For this specific example you can actually avoid both do and >>= by using combinators from Control.Applicative:
module Main where
import Control.Applicative ((<$>), (<*>), (<*))
getInput :: IO (String, String)
getInput = (,) <$> getLine <* putStrLn "enter second line" <*> getLine
main = print =<< getInput
Which works as expected:
travis#sidmouth% ./Main
hello
enter second line
world
("hello","world")
It looks a little weird at first, but in my opinion the applicative style feels very natural once you're used to it.
I would strongly suggest you to read the chapter Desugaring of Do-blocks in the book Real-World haskell. It tells you, that you all are wrong. For a programmer, it's the natural way to use a lambda, but the do-block is implemented using functions which - if a pattern maching failuire occurs - will call the fail implementation of the according monad.

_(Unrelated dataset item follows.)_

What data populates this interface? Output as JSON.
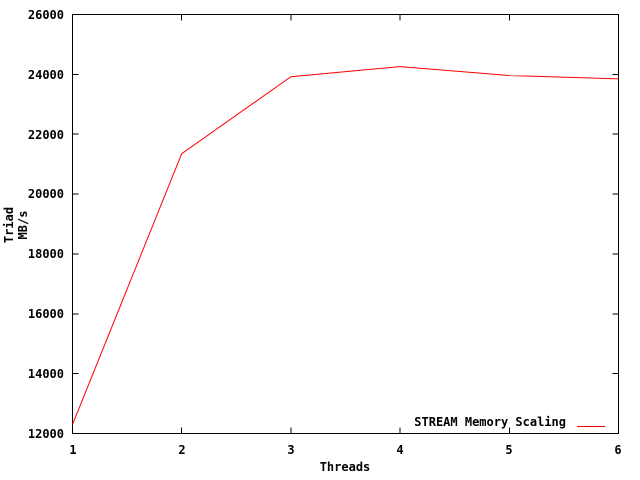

For instance, your case is like:
let f x =
putStrLn "enter second line" >>
let g y = return (x,y)
g _ = fail "Pattern mismatched"
in getLine >>= g
f _ = fail "Pattern mismatched"
in getLine >>= f
In a case like this, this may be completely irrelevant. But consider some expression that involves pattern-matching. Also, you can use this effect for some special stuff, eg, you can do something like this:
oddFunction :: Integral a => [a] -> [a]
oddFunctiond list = do
(True,y) <- zip (map odd list) list
return y
What will this function do? You can read this statement as a rule for working with the elements of the list. The first statement binds an element of the list to the var y, but only if y is odd. If y is even, a pattern matching failure occurs and fail will be called. In the monad instance for Lists, fail is simply []. Thus, the function strips all even elements from the list.
(I know, oddFunction = filter odd would do this better, but this is just an example)
getLine >>= \line1 ->
putStrLn "enter second line" >>
getLine >>= \line2 ->
return (line1, line2)
Generally foo <- bar becomes bar >>= \foo -> and baz becomes baz >> (unless it's the last line of the do-block, in which case it just stays baz).